End of Waste: potere esclusivo dello Stato
Il consiglio di Stato con la sentenza n. 1229 del 28/02/18 ha negato che esista una potestà concorrente rispetto a quella riconosciuta allo Stato dalla stessa direttiva 2008/98/CE (cd. direttiva quadro in materia di rifiuti), in materia di cessazione dello stato di rifiuto.
Tale decisione si fonda sul dato letterale fornito dall’art. 6 della direttiva, ai sensi del quale in assenza di criteri a livello comunitario, e solamente in tal caso, “gli Stati membri possono decidere, caso per caso, se un determinato rifiuto abbia cessato di essere tale tenendo conto della giurisprudenza applicabile”. In sostanza, il Legislatore comunitario ha voluto rendere chiaro, se non esplicito, che la funzione della normativa nazionale è solamente sussidiaria rispetto a quella europea.

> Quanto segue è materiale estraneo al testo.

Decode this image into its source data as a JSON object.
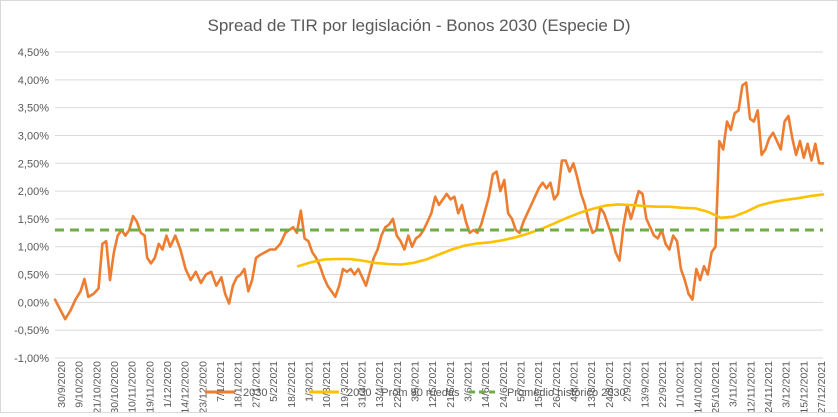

Se, quindi, in linea generale, la disciplina della cessazione della qualifica di rifiuto è riservata alla normativa comunitaria, l’Unione ha consentito che, in assenza di proprie previsioni, gli Stati membri possano valutare caso per caso tale possibile cessazione, peraltro, precisa il Consiglio di Stato, questo solo in assenza di indicazioni comunitarie e, dunque, non in contrasto con le stesse. In altri termini, il destinatario del potere di determinare la cessazione della qualifica di rifiuto è, per la direttiva, solo lo Stato, che deve anche confrontarsi con la Commissione europea. Quindi secondo il CdsS è la stessa direttiva a non riconoscere il potere di valutazione “caso per caso” ad enti e/o organizzazioni interne allo Stato, ma solo allo Stato medesimo, posto che, citando la sentenza in commento, la predetta valutazione non può che intervenire, ragionevolmente, se non con riferimento all’intero territorio di uno Stato membro.